A woman is often measured by the things she cannot control. She is measured by the way her body curves or doesn’t curve, by where she is flat or straight or round. She is measured by 36-24-26 and inches and ages and numbers, by all the outside things that don’t ever add up to who she is on the inside. And so if a woman is to be measured, let her be measured by the things she can control, by who she is and who she is trying to become. Because every woman know, measurements are only statistics and statistics lie.

I’m not being dramatic by saying that those ads helped me to become what I am today.

The ads moved me, beyond making me feel that Nike was an “it” brand for women. They made me believe I didn’t have to accept being measured by what society considered normal. That I was not destined to be someone who came before me. That I should choose how I measure myself.

Also at that moment, I realized that I was fascinated by the power of advertising.

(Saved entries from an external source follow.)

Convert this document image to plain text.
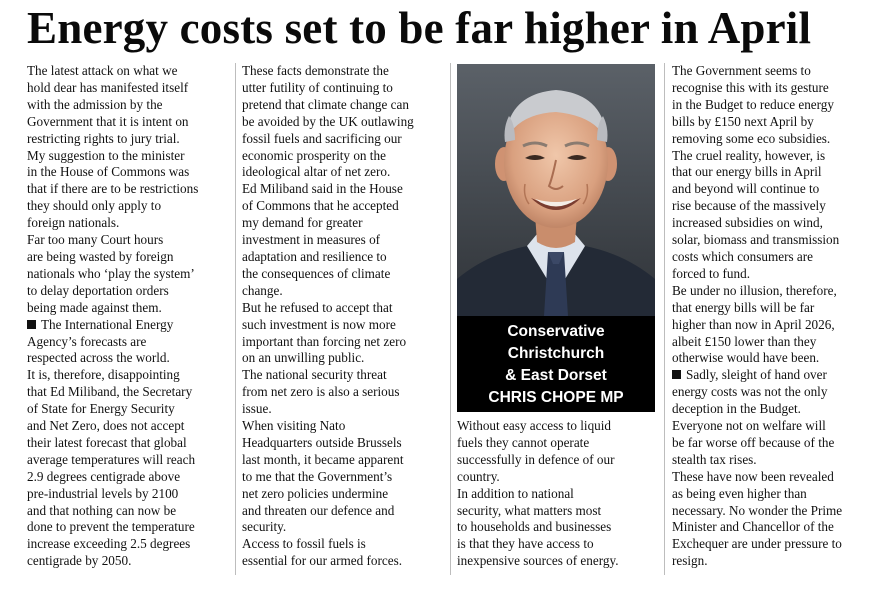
Energy costs set to be far higher in April

The latest attack on what we

hold dear has manifested itself

with the admission by the

Government that it is intent on

restricting rights to jury trial.

My suggestion to the minister

in the House of Commons was

that if there are to be restrictions

they should only apply to

foreign nationals.

Far too many Court hours

are being wasted by foreign

nationals who ‘play the system’

to delay deportation orders

being made against them.

The International Energy

Agency’s forecasts are

respected across the world.

It is, therefore, disappointing

that Ed Miliband, the Secretary

of State for Energy Security

and Net Zero, does not accept

their latest forecast that global

average temperatures will reach

2.9 degrees centigrade above

pre-industrial levels by 2100

and that nothing can now be

done to prevent the temperature

increase exceeding 2.5 degrees

centigrade by 2050.

These facts demonstrate the

utter futility of continuing to

pretend that climate change can

be avoided by the UK outlawing

fossil fuels and sacrificing our

economic prosperity on the

ideological altar of net zero.

Ed Miliband said in the House

of Commons that he accepted

my demand for greater

investment in measures of

adaptation and resilience to

the consequences of climate

change.

But he refused to accept that

such investment is now more

important than forcing net zero

on an unwilling public.

The national security threat

from net zero is also a serious

issue.

When visiting Nato

Headquarters outside Brussels

last month, it became apparent

to me that the Government’s

net zero policies undermine

and threaten our defence and

security.

Access to fossil fuels is

essential for our armed forces.

Conservative
Christchurch
& East Dorset
CHRIS CHOPE MP

Without easy access to liquid

fuels they cannot operate

successfully in defence of our

country.

In addition to national

security, what matters most

to households and businesses

is that they have access to

inexpensive sources of energy.

The Government seems to

recognise this with its gesture

in the Budget to reduce energy

bills by £150 next April by

removing some eco subsidies.

The cruel reality, however, is

that our energy bills in April

and beyond will continue to

rise because of the massively

increased subsidies on wind,

solar, biomass and transmission

costs which consumers are

forced to fund.

Be under no illusion, therefore,

that energy bills will be far

higher than now in April 2026,

albeit £150 lower than they

otherwise would have been.

Sadly, sleight of hand over

energy costs was not the only

deception in the Budget.

Everyone not on welfare will

be far worse off because of the

stealth tax rises.

These have now been revealed

as being even higher than

necessary. No wonder the Prime

Minister and Chancellor of the

Exchequer are under pressure to

resign.
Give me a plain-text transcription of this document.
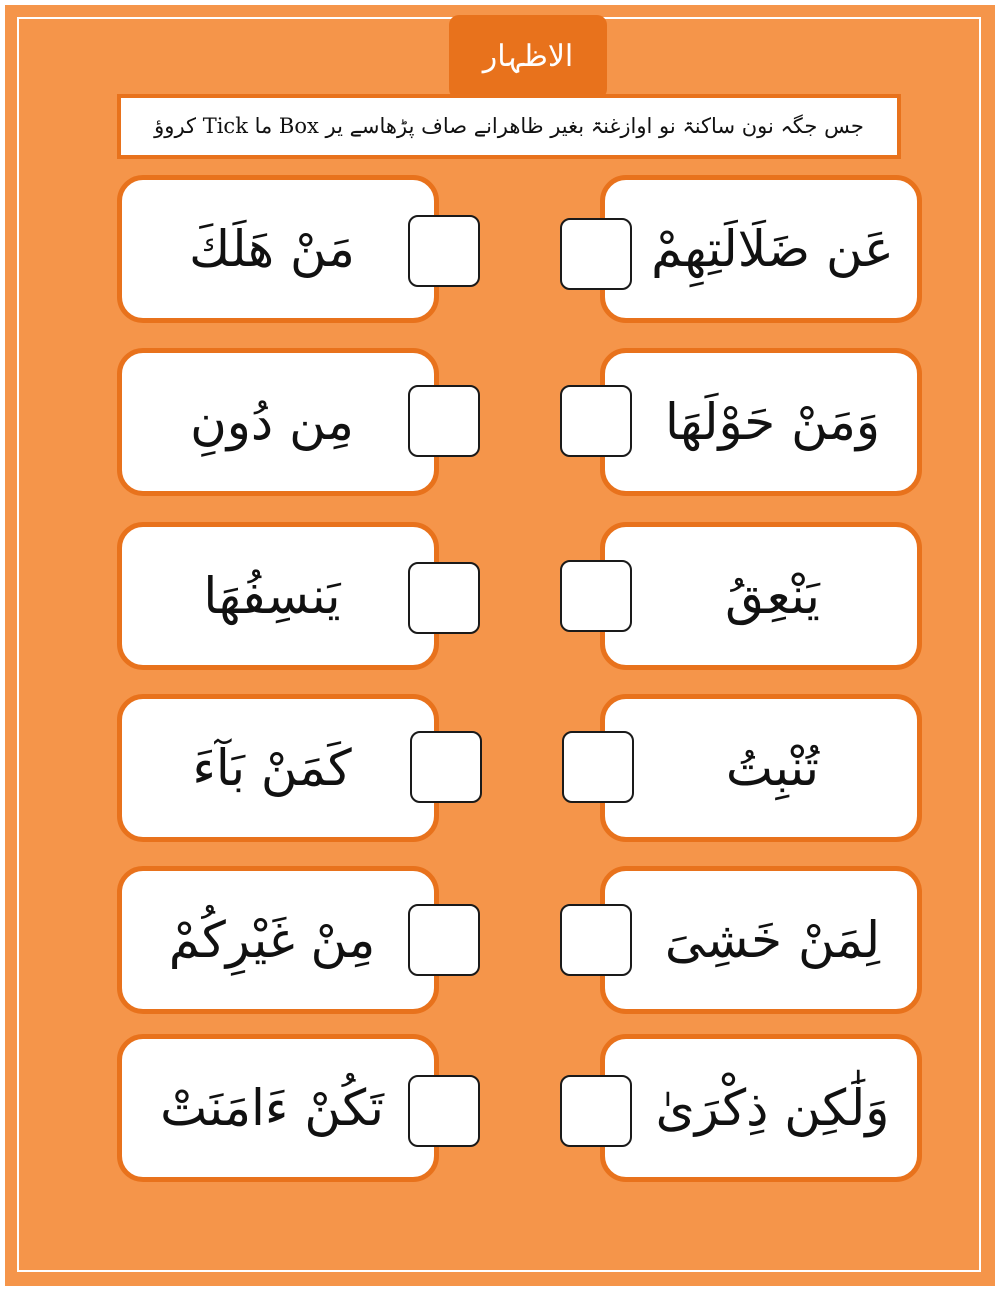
الاظہار
جس جگہ نون ساکنۃ نو اوازغنۃ بغیر ظاھرانے صاف پڑھاسے یر Box ما Tick کروؤ
مَنْ هَلَكَ	عَن ضَلَالَتِهِمْ
مِن دُونِ	وَمَنْ حَوْلَهَا
يَنسِفُهَا	يَنْعِقُ
كَمَنْ بَآءَ	تُنْبِتُ
مِنْ غَيْرِكُمْ	لِمَنْ خَشِىَ
تَكُنْ ءَامَنَتْ	وَلَٰكِن ذِكْرَىٰ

Those Nike women ads got me into advertising. I saved them in my computer’s desktop, to remind me that I should not give up working in advertising until I can produce something that’s comparable to Marilyn and Mother.


I guess that was my cathedral. It is not about working for a brand like Nike Women (although I will never say no to that) or places like Wieden + Kennedy (yes, please!).

Yes, of course advertising supports the free-market economy, something I truly value and am ready to defend. But in my version of building the cathedral, it’s about making advertising that does much more than that.

It’s about making advertising that opens up to people –heck, maybe just a young girl or a young boy– that there’s a different way to live your life. That’s there’s a different way to see the world. Yes, it’s about making advertising that expands, not shrinks, possibilities for people.

It’s about making advertising that proposes something beyond bigger, faster, or shinier objects: a different perspective.

It’s about making advertising that propagates different narratives about who we are and what life is.

I think this is important. I believe everybody flourishes and has a bigger chance to prosper in a society that allows and nurtures plethora of narratives. A society that knows how to agree to disagree without having to resort to conflicts.

I want Indonesia to be a place for societies like this. Very much so.

I believe we Indonesians, having been under faux-democracy for so long, still need to develop these important skills: to think critically, to live with different opinions and narratives, to agree to disagree. And advertising provides us a safe training ground to train them.


Of course you can disagree with me, pointing that it’s just a feeble attempt to justify my “evil” day job and my decent paycheck.

Nevertheless, I will still keep Marilyn and Mother on my computer’s desktop. I need them to remind me to continue trying and be humble.

Are you building a cathedral, dear readers? What is it?